Hello, welcome to my blog. In this post, I want to talk about the Bias-Variance trade-off which is a very important topic in Machine Learning. Before I do that let me lay the foundation. In my post on Linear Regression, I said that the goal of a linear regression model is to find parameters for our linear regression line that minimize the error between our predictions and the actual observations.
This does not only apply to linear regression; in fact that’s the goal of the majority of machine learning techniques. We want to minimize the error between what we predict and what we actually observe. This leads us to the 3 sources of error:
• Irreducible error
• Bias error
• Variance error
Irreducible error refers to error that exists due to noise in the data. This kind of error cannot be eliminated no matter how we try to optimize the parameters of our machine learning algorithm. This is because the function (i.e. the model) we use to estimate the relationship between the input variable(s) and the output is only an approximation of the true (target) function which is unknown. Therefore, we are always bound to have some error in our predictions. The next two types of error will be the major focus of this post. First, I will define two important terms:

BIAS
Bias are the simplifying assumptions made by an algorithm in order to make the target function easier to learn. Machine Learning (ML) algorithms with a high bias are inflexible, simple and may have few parameters. ML algorithms with low bias are flexible, can be complex and potentially may have lots of parameters. Examples of high bias ML algorithms are linear regression and logistic regression.

VARIANCE
Variance refers to the amount the estimate of the target function will change if a different data was used for training. Even though the estimation of the target function will change for a different dataset, we do not want the change to be too much for various datasets meaning that the model is able to capture the underlying pattern between the input and output variables. ML algorithms with high variance tend to be very flexible and are able to capture subtle relationships in the training data. Examples of high variance ML algorithms are decision trees, k-nearest neighbours and support vector machines.

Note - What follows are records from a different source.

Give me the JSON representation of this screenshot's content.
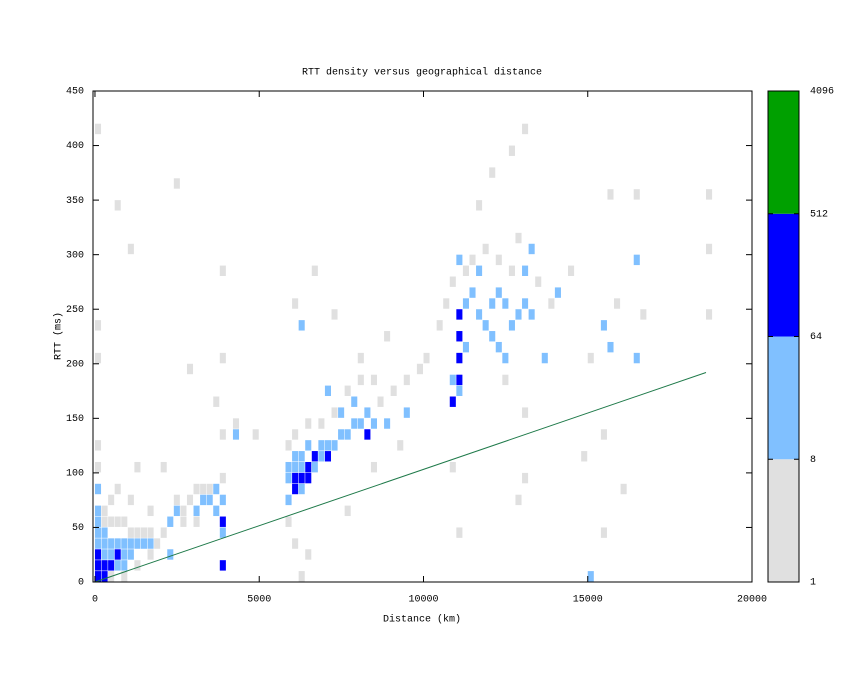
{
  "chart_data": {
    "type": "heatmap",
    "title": "RTT density versus geographical distance",
    "x_label": "Distance (km)",
    "y_label": "RTT (ms)",
    "xlim": [
      -60,
      20000
    ],
    "ylim": [
      0,
      450
    ],
    "xticks": [
      0,
      5000,
      10000,
      15000,
      20000
    ],
    "yticks": [
      0,
      50,
      100,
      150,
      200,
      250,
      300,
      350,
      400,
      450
    ],
    "bin_size": [
      200,
      10
    ],
    "cells": [
      [
        0,
        0,
        300
      ],
      [
        0,
        10,
        200
      ],
      [
        0,
        20,
        150
      ],
      [
        200,
        0,
        90
      ],
      [
        200,
        10,
        80
      ],
      [
        400,
        10,
        70
      ],
      [
        600,
        20,
        70
      ],
      [
        200,
        20,
        40
      ],
      [
        400,
        20,
        30
      ],
      [
        400,
        30,
        25
      ],
      [
        600,
        30,
        30
      ],
      [
        800,
        30,
        20
      ],
      [
        800,
        20,
        15
      ],
      [
        1000,
        30,
        20
      ],
      [
        1200,
        30,
        15
      ],
      [
        1000,
        20,
        10
      ],
      [
        0,
        30,
        40
      ],
      [
        0,
        40,
        30
      ],
      [
        0,
        50,
        20
      ],
      [
        200,
        30,
        30
      ],
      [
        0,
        60,
        12
      ],
      [
        0,
        80,
        10
      ],
      [
        1400,
        30,
        10
      ],
      [
        1600,
        30,
        10
      ],
      [
        200,
        40,
        12
      ],
      [
        600,
        10,
        20
      ],
      [
        800,
        10,
        12
      ],
      [
        200,
        50,
        5
      ],
      [
        400,
        50,
        4
      ],
      [
        600,
        50,
        3
      ],
      [
        800,
        50,
        3
      ],
      [
        1000,
        40,
        5
      ],
      [
        1200,
        40,
        4
      ],
      [
        1400,
        40,
        3
      ],
      [
        1600,
        40,
        3
      ],
      [
        1800,
        30,
        4
      ],
      [
        2000,
        40,
        4
      ],
      [
        0,
        100,
        5
      ],
      [
        0,
        120,
        3
      ],
      [
        0,
        200,
        2
      ],
      [
        0,
        230,
        2
      ],
      [
        200,
        60,
        3
      ],
      [
        400,
        70,
        2
      ],
      [
        600,
        80,
        2
      ],
      [
        1000,
        70,
        2
      ],
      [
        1200,
        100,
        2
      ],
      [
        1600,
        60,
        2
      ],
      [
        400,
        0,
        6
      ],
      [
        800,
        0,
        5
      ],
      [
        1200,
        10,
        4
      ],
      [
        1600,
        20,
        5
      ],
      [
        0,
        410,
        1
      ],
      [
        600,
        340,
        1
      ],
      [
        1000,
        300,
        1
      ],
      [
        2400,
        360,
        1
      ],
      [
        2200,
        50,
        10
      ],
      [
        2400,
        60,
        12
      ],
      [
        3000,
        60,
        10
      ],
      [
        3200,
        70,
        15
      ],
      [
        3600,
        60,
        20
      ],
      [
        3600,
        80,
        20
      ],
      [
        3800,
        70,
        25
      ],
      [
        3400,
        70,
        10
      ],
      [
        2200,
        20,
        10
      ],
      [
        3800,
        40,
        10
      ],
      [
        3800,
        50,
        70
      ],
      [
        3800,
        10,
        65
      ],
      [
        2400,
        70,
        5
      ],
      [
        2600,
        60,
        4
      ],
      [
        2800,
        70,
        4
      ],
      [
        3000,
        80,
        3
      ],
      [
        3200,
        80,
        4
      ],
      [
        3400,
        80,
        3
      ],
      [
        2600,
        50,
        3
      ],
      [
        3000,
        50,
        3
      ],
      [
        3800,
        90,
        3
      ],
      [
        3800,
        130,
        2
      ],
      [
        3800,
        200,
        1
      ],
      [
        3800,
        280,
        1
      ],
      [
        2000,
        100,
        2
      ],
      [
        4200,
        140,
        2
      ],
      [
        2800,
        190,
        1
      ],
      [
        3600,
        160,
        2
      ],
      [
        4200,
        130,
        9
      ],
      [
        6000,
        80,
        150
      ],
      [
        6200,
        90,
        200
      ],
      [
        6400,
        100,
        100
      ],
      [
        6600,
        110,
        80
      ],
      [
        6000,
        90,
        90
      ],
      [
        6400,
        90,
        120
      ],
      [
        7000,
        110,
        70
      ],
      [
        8200,
        130,
        65
      ],
      [
        5800,
        90,
        30
      ],
      [
        5800,
        100,
        20
      ],
      [
        6000,
        100,
        40
      ],
      [
        6200,
        100,
        50
      ],
      [
        6200,
        110,
        30
      ],
      [
        6600,
        100,
        40
      ],
      [
        6800,
        110,
        30
      ],
      [
        6800,
        120,
        20
      ],
      [
        7000,
        120,
        25
      ],
      [
        7200,
        120,
        20
      ],
      [
        7400,
        130,
        20
      ],
      [
        7600,
        130,
        15
      ],
      [
        7800,
        140,
        15
      ],
      [
        8000,
        140,
        12
      ],
      [
        8200,
        150,
        15
      ],
      [
        8400,
        140,
        10
      ],
      [
        7400,
        150,
        10
      ],
      [
        7800,
        160,
        10
      ],
      [
        6400,
        120,
        12
      ],
      [
        6000,
        110,
        15
      ],
      [
        5800,
        70,
        10
      ],
      [
        6200,
        80,
        20
      ],
      [
        8800,
        140,
        10
      ],
      [
        9400,
        150,
        9
      ],
      [
        6200,
        230,
        9
      ],
      [
        7000,
        170,
        9
      ],
      [
        5800,
        120,
        5
      ],
      [
        6000,
        130,
        4
      ],
      [
        6400,
        140,
        3
      ],
      [
        6800,
        140,
        4
      ],
      [
        7200,
        150,
        3
      ],
      [
        7600,
        170,
        3
      ],
      [
        8000,
        180,
        3
      ],
      [
        8400,
        180,
        2
      ],
      [
        8600,
        160,
        3
      ],
      [
        9000,
        170,
        2
      ],
      [
        9400,
        180,
        2
      ],
      [
        9800,
        190,
        2
      ],
      [
        5800,
        50,
        3
      ],
      [
        6000,
        30,
        3
      ],
      [
        6400,
        20,
        2
      ],
      [
        6200,
        0,
        3
      ],
      [
        6000,
        250,
        2
      ],
      [
        6600,
        280,
        1
      ],
      [
        7200,
        240,
        1
      ],
      [
        8000,
        200,
        2
      ],
      [
        8800,
        220,
        1
      ],
      [
        9200,
        120,
        2
      ],
      [
        10000,
        200,
        1
      ],
      [
        4800,
        130,
        1
      ],
      [
        7600,
        60,
        2
      ],
      [
        8400,
        100,
        1
      ],
      [
        10800,
        160,
        100
      ],
      [
        11000,
        180,
        80
      ],
      [
        11000,
        200,
        70
      ],
      [
        11000,
        220,
        90
      ],
      [
        11000,
        240,
        70
      ],
      [
        10800,
        180,
        20
      ],
      [
        11000,
        170,
        30
      ],
      [
        11200,
        210,
        20
      ],
      [
        11200,
        250,
        15
      ],
      [
        11400,
        260,
        20
      ],
      [
        11600,
        240,
        15
      ],
      [
        11800,
        230,
        20
      ],
      [
        12000,
        220,
        15
      ],
      [
        12000,
        250,
        20
      ],
      [
        12200,
        260,
        12
      ],
      [
        12400,
        250,
        15
      ],
      [
        12600,
        230,
        12
      ],
      [
        12800,
        240,
        15
      ],
      [
        13000,
        250,
        20
      ],
      [
        13000,
        280,
        12
      ],
      [
        13200,
        240,
        10
      ],
      [
        12400,
        200,
        10
      ],
      [
        13600,
        200,
        10
      ],
      [
        11000,
        290,
        12
      ],
      [
        11600,
        280,
        10
      ],
      [
        13200,
        300,
        9
      ],
      [
        12200,
        210,
        10
      ],
      [
        15400,
        230,
        10
      ],
      [
        15600,
        210,
        9
      ],
      [
        16400,
        200,
        9
      ],
      [
        16400,
        290,
        9
      ],
      [
        14000,
        260,
        9
      ],
      [
        15000,
        0,
        9
      ],
      [
        10400,
        230,
        4
      ],
      [
        10600,
        250,
        3
      ],
      [
        10800,
        270,
        3
      ],
      [
        11200,
        280,
        3
      ],
      [
        11400,
        290,
        2
      ],
      [
        11800,
        300,
        3
      ],
      [
        12200,
        290,
        4
      ],
      [
        12600,
        280,
        3
      ],
      [
        12800,
        310,
        2
      ],
      [
        13400,
        270,
        3
      ],
      [
        13800,
        250,
        2
      ],
      [
        11600,
        340,
        2
      ],
      [
        12000,
        370,
        1
      ],
      [
        12600,
        390,
        1
      ],
      [
        13000,
        410,
        1
      ],
      [
        12400,
        180,
        3
      ],
      [
        13000,
        150,
        2
      ],
      [
        13000,
        90,
        2
      ],
      [
        12800,
        70,
        1
      ],
      [
        11000,
        40,
        1
      ],
      [
        10800,
        100,
        2
      ],
      [
        14400,
        280,
        2
      ],
      [
        15000,
        200,
        2
      ],
      [
        14800,
        110,
        1
      ],
      [
        15400,
        130,
        2
      ],
      [
        15400,
        40,
        1
      ],
      [
        15600,
        350,
        1
      ],
      [
        16400,
        350,
        1
      ],
      [
        15800,
        250,
        2
      ],
      [
        16600,
        240,
        2
      ],
      [
        18600,
        240,
        1
      ],
      [
        18600,
        350,
        1
      ],
      [
        18600,
        300,
        1
      ],
      [
        16000,
        80,
        1
      ]
    ],
    "reference_line": {
      "color": "#1f7a4a",
      "x": [
        0,
        18600
      ],
      "y": [
        0,
        192
      ]
    },
    "colorbar": {
      "log_base": 2,
      "ticks": [
        1,
        8,
        64,
        512,
        4096
      ],
      "colors": [
        "#e0e0e0",
        "#80c0ff",
        "#0000ff",
        "#00a000"
      ]
    }
  }
}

HOW DO THESE LEAD TO ERROR?
Bias Error: If a model has high bias it will make prediction errors because it fits the relationship between the input and output variables using a simple estimate of the target function which is rarely the case in real-life. This simple estimate is bound to make errors if it is used for prediction. This problem is called underfitting. I like to think of this as a student who does not prepare well for an examination. Clearly, this student is bound to fail the examination.

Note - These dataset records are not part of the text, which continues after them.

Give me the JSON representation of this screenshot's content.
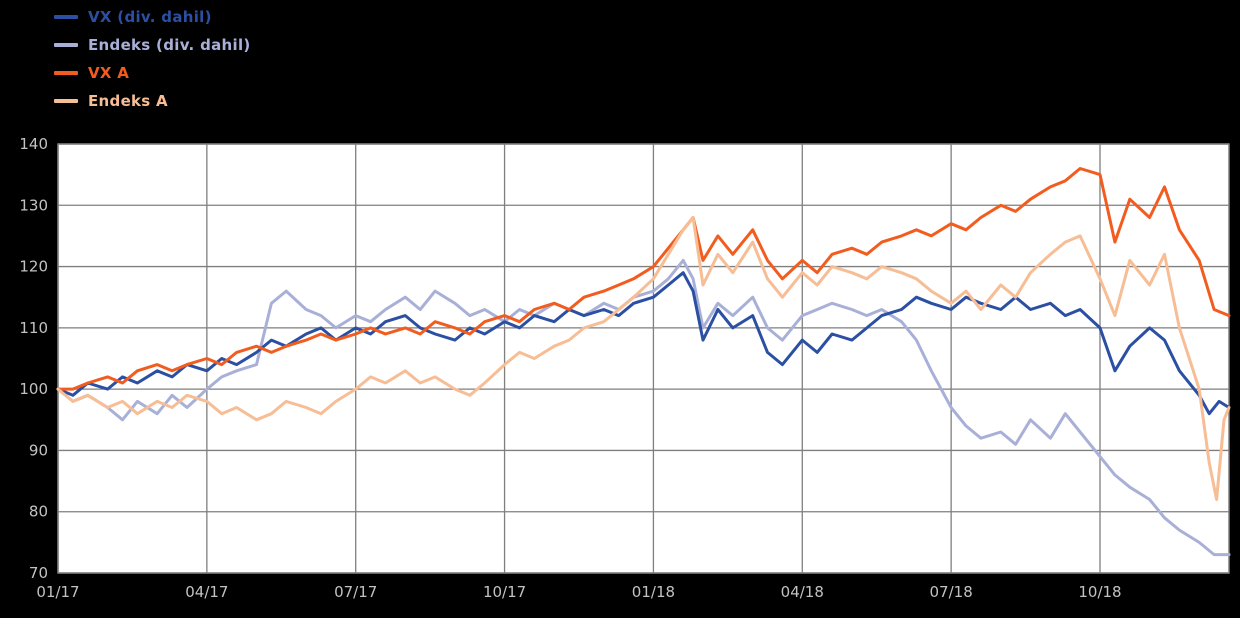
{
  "page": {
    "background": "#000000",
    "plot_background": "#ffffff",
    "grid_color": "#7f7f7f",
    "tick_label_color": "#c2c2c2"
  },
  "chart_data": {
    "type": "line",
    "title": "",
    "xlabel": "",
    "ylabel": "",
    "grid": true,
    "legend_position": "top-left",
    "x_axis": {
      "tick_labels": [
        "01/17",
        "04/17",
        "07/17",
        "10/17",
        "01/18",
        "04/18",
        "07/18",
        "10/18"
      ],
      "tick_positions_months": [
        0,
        3,
        6,
        9,
        12,
        15,
        18,
        21
      ],
      "range_months": [
        0,
        23.6
      ]
    },
    "y_axis": {
      "ticks": [
        70,
        80,
        90,
        100,
        110,
        120,
        130,
        140
      ],
      "range": [
        70,
        140
      ]
    },
    "series": [
      {
        "name": "Endeks (div. dahil)",
        "color": "#a9b0d8",
        "points": [
          [
            0,
            100
          ],
          [
            0.3,
            98
          ],
          [
            0.6,
            99
          ],
          [
            1,
            97
          ],
          [
            1.3,
            95
          ],
          [
            1.6,
            98
          ],
          [
            2,
            96
          ],
          [
            2.3,
            99
          ],
          [
            2.6,
            97
          ],
          [
            3,
            100
          ],
          [
            3.3,
            102
          ],
          [
            3.6,
            103
          ],
          [
            4,
            104
          ],
          [
            4.3,
            114
          ],
          [
            4.6,
            116
          ],
          [
            5,
            113
          ],
          [
            5.3,
            112
          ],
          [
            5.6,
            110
          ],
          [
            6,
            112
          ],
          [
            6.3,
            111
          ],
          [
            6.6,
            113
          ],
          [
            7,
            115
          ],
          [
            7.3,
            113
          ],
          [
            7.6,
            116
          ],
          [
            8,
            114
          ],
          [
            8.3,
            112
          ],
          [
            8.6,
            113
          ],
          [
            9,
            111
          ],
          [
            9.3,
            113
          ],
          [
            9.6,
            112
          ],
          [
            10,
            114
          ],
          [
            10.3,
            113
          ],
          [
            10.6,
            112
          ],
          [
            11,
            114
          ],
          [
            11.3,
            113
          ],
          [
            11.6,
            115
          ],
          [
            12,
            116
          ],
          [
            12.3,
            118
          ],
          [
            12.6,
            121
          ],
          [
            12.8,
            118
          ],
          [
            13,
            110
          ],
          [
            13.3,
            114
          ],
          [
            13.6,
            112
          ],
          [
            14,
            115
          ],
          [
            14.3,
            110
          ],
          [
            14.6,
            108
          ],
          [
            15,
            112
          ],
          [
            15.3,
            113
          ],
          [
            15.6,
            114
          ],
          [
            16,
            113
          ],
          [
            16.3,
            112
          ],
          [
            16.6,
            113
          ],
          [
            17,
            111
          ],
          [
            17.3,
            108
          ],
          [
            17.6,
            103
          ],
          [
            18,
            97
          ],
          [
            18.3,
            94
          ],
          [
            18.6,
            92
          ],
          [
            19,
            93
          ],
          [
            19.3,
            91
          ],
          [
            19.6,
            95
          ],
          [
            20,
            92
          ],
          [
            20.3,
            96
          ],
          [
            20.6,
            93
          ],
          [
            21,
            89
          ],
          [
            21.3,
            86
          ],
          [
            21.6,
            84
          ],
          [
            22,
            82
          ],
          [
            22.3,
            79
          ],
          [
            22.6,
            77
          ],
          [
            23,
            75
          ],
          [
            23.3,
            73
          ],
          [
            23.6,
            73
          ]
        ]
      },
      {
        "name": "VX (div. dahil)",
        "color": "#2b4fa2",
        "points": [
          [
            0,
            100
          ],
          [
            0.3,
            99
          ],
          [
            0.6,
            101
          ],
          [
            1,
            100
          ],
          [
            1.3,
            102
          ],
          [
            1.6,
            101
          ],
          [
            2,
            103
          ],
          [
            2.3,
            102
          ],
          [
            2.6,
            104
          ],
          [
            3,
            103
          ],
          [
            3.3,
            105
          ],
          [
            3.6,
            104
          ],
          [
            4,
            106
          ],
          [
            4.3,
            108
          ],
          [
            4.6,
            107
          ],
          [
            5,
            109
          ],
          [
            5.3,
            110
          ],
          [
            5.6,
            108
          ],
          [
            6,
            110
          ],
          [
            6.3,
            109
          ],
          [
            6.6,
            111
          ],
          [
            7,
            112
          ],
          [
            7.3,
            110
          ],
          [
            7.6,
            109
          ],
          [
            8,
            108
          ],
          [
            8.3,
            110
          ],
          [
            8.6,
            109
          ],
          [
            9,
            111
          ],
          [
            9.3,
            110
          ],
          [
            9.6,
            112
          ],
          [
            10,
            111
          ],
          [
            10.3,
            113
          ],
          [
            10.6,
            112
          ],
          [
            11,
            113
          ],
          [
            11.3,
            112
          ],
          [
            11.6,
            114
          ],
          [
            12,
            115
          ],
          [
            12.3,
            117
          ],
          [
            12.6,
            119
          ],
          [
            12.8,
            116
          ],
          [
            13,
            108
          ],
          [
            13.3,
            113
          ],
          [
            13.6,
            110
          ],
          [
            14,
            112
          ],
          [
            14.3,
            106
          ],
          [
            14.6,
            104
          ],
          [
            15,
            108
          ],
          [
            15.3,
            106
          ],
          [
            15.6,
            109
          ],
          [
            16,
            108
          ],
          [
            16.3,
            110
          ],
          [
            16.6,
            112
          ],
          [
            17,
            113
          ],
          [
            17.3,
            115
          ],
          [
            17.6,
            114
          ],
          [
            18,
            113
          ],
          [
            18.3,
            115
          ],
          [
            18.6,
            114
          ],
          [
            19,
            113
          ],
          [
            19.3,
            115
          ],
          [
            19.6,
            113
          ],
          [
            20,
            114
          ],
          [
            20.3,
            112
          ],
          [
            20.6,
            113
          ],
          [
            21,
            110
          ],
          [
            21.3,
            103
          ],
          [
            21.6,
            107
          ],
          [
            22,
            110
          ],
          [
            22.3,
            108
          ],
          [
            22.6,
            103
          ],
          [
            23,
            99
          ],
          [
            23.2,
            96
          ],
          [
            23.4,
            98
          ],
          [
            23.6,
            97
          ]
        ]
      },
      {
        "name": "VX A",
        "color": "#f25c1f",
        "points": [
          [
            0,
            100
          ],
          [
            0.3,
            100
          ],
          [
            0.6,
            101
          ],
          [
            1,
            102
          ],
          [
            1.3,
            101
          ],
          [
            1.6,
            103
          ],
          [
            2,
            104
          ],
          [
            2.3,
            103
          ],
          [
            2.6,
            104
          ],
          [
            3,
            105
          ],
          [
            3.3,
            104
          ],
          [
            3.6,
            106
          ],
          [
            4,
            107
          ],
          [
            4.3,
            106
          ],
          [
            4.6,
            107
          ],
          [
            5,
            108
          ],
          [
            5.3,
            109
          ],
          [
            5.6,
            108
          ],
          [
            6,
            109
          ],
          [
            6.3,
            110
          ],
          [
            6.6,
            109
          ],
          [
            7,
            110
          ],
          [
            7.3,
            109
          ],
          [
            7.6,
            111
          ],
          [
            8,
            110
          ],
          [
            8.3,
            109
          ],
          [
            8.6,
            111
          ],
          [
            9,
            112
          ],
          [
            9.3,
            111
          ],
          [
            9.6,
            113
          ],
          [
            10,
            114
          ],
          [
            10.3,
            113
          ],
          [
            10.6,
            115
          ],
          [
            11,
            116
          ],
          [
            11.3,
            117
          ],
          [
            11.6,
            118
          ],
          [
            12,
            120
          ],
          [
            12.3,
            123
          ],
          [
            12.6,
            126
          ],
          [
            12.8,
            128
          ],
          [
            13,
            121
          ],
          [
            13.3,
            125
          ],
          [
            13.6,
            122
          ],
          [
            14,
            126
          ],
          [
            14.3,
            121
          ],
          [
            14.6,
            118
          ],
          [
            15,
            121
          ],
          [
            15.3,
            119
          ],
          [
            15.6,
            122
          ],
          [
            16,
            123
          ],
          [
            16.3,
            122
          ],
          [
            16.6,
            124
          ],
          [
            17,
            125
          ],
          [
            17.3,
            126
          ],
          [
            17.6,
            125
          ],
          [
            18,
            127
          ],
          [
            18.3,
            126
          ],
          [
            18.6,
            128
          ],
          [
            19,
            130
          ],
          [
            19.3,
            129
          ],
          [
            19.6,
            131
          ],
          [
            20,
            133
          ],
          [
            20.3,
            134
          ],
          [
            20.6,
            136
          ],
          [
            21,
            135
          ],
          [
            21.3,
            124
          ],
          [
            21.6,
            131
          ],
          [
            22,
            128
          ],
          [
            22.3,
            133
          ],
          [
            22.6,
            126
          ],
          [
            23,
            121
          ],
          [
            23.3,
            113
          ],
          [
            23.6,
            112
          ]
        ]
      },
      {
        "name": "Endeks A",
        "color": "#f7bd95",
        "points": [
          [
            0,
            100
          ],
          [
            0.3,
            98
          ],
          [
            0.6,
            99
          ],
          [
            1,
            97
          ],
          [
            1.3,
            98
          ],
          [
            1.6,
            96
          ],
          [
            2,
            98
          ],
          [
            2.3,
            97
          ],
          [
            2.6,
            99
          ],
          [
            3,
            98
          ],
          [
            3.3,
            96
          ],
          [
            3.6,
            97
          ],
          [
            4,
            95
          ],
          [
            4.3,
            96
          ],
          [
            4.6,
            98
          ],
          [
            5,
            97
          ],
          [
            5.3,
            96
          ],
          [
            5.6,
            98
          ],
          [
            6,
            100
          ],
          [
            6.3,
            102
          ],
          [
            6.6,
            101
          ],
          [
            7,
            103
          ],
          [
            7.3,
            101
          ],
          [
            7.6,
            102
          ],
          [
            8,
            100
          ],
          [
            8.3,
            99
          ],
          [
            8.6,
            101
          ],
          [
            9,
            104
          ],
          [
            9.3,
            106
          ],
          [
            9.6,
            105
          ],
          [
            10,
            107
          ],
          [
            10.3,
            108
          ],
          [
            10.6,
            110
          ],
          [
            11,
            111
          ],
          [
            11.3,
            113
          ],
          [
            11.6,
            115
          ],
          [
            12,
            118
          ],
          [
            12.3,
            122
          ],
          [
            12.6,
            126
          ],
          [
            12.8,
            128
          ],
          [
            13,
            117
          ],
          [
            13.3,
            122
          ],
          [
            13.6,
            119
          ],
          [
            14,
            124
          ],
          [
            14.3,
            118
          ],
          [
            14.6,
            115
          ],
          [
            15,
            119
          ],
          [
            15.3,
            117
          ],
          [
            15.6,
            120
          ],
          [
            16,
            119
          ],
          [
            16.3,
            118
          ],
          [
            16.6,
            120
          ],
          [
            17,
            119
          ],
          [
            17.3,
            118
          ],
          [
            17.6,
            116
          ],
          [
            18,
            114
          ],
          [
            18.3,
            116
          ],
          [
            18.6,
            113
          ],
          [
            19,
            117
          ],
          [
            19.3,
            115
          ],
          [
            19.6,
            119
          ],
          [
            20,
            122
          ],
          [
            20.3,
            124
          ],
          [
            20.6,
            125
          ],
          [
            21,
            118
          ],
          [
            21.3,
            112
          ],
          [
            21.6,
            121
          ],
          [
            22,
            117
          ],
          [
            22.3,
            122
          ],
          [
            22.6,
            110
          ],
          [
            23,
            100
          ],
          [
            23.2,
            88
          ],
          [
            23.35,
            82
          ],
          [
            23.5,
            95
          ],
          [
            23.6,
            97
          ]
        ]
      }
    ],
    "legend_order": [
      "VX (div. dahil)",
      "Endeks (div. dahil)",
      "VX A",
      "Endeks A"
    ]
  }
}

Variance Error: A model has high variance might perform well on the training data because it is flexible enough to capture the relationship between the input and output variables. Good right? Not really, this is because if the model fits the training data too well it may perform poorly on future data which is obviously a problem. This problem is called overfitting. Using the same student analogy, a model with high variance is like a student who reads the study material too well to the point of cramming it. While he may pass a question based on the study material (training data), he will fail questions that do not originate from the study material which is likely for an examination (future data). Like the previous student he is bound to also fail the examination.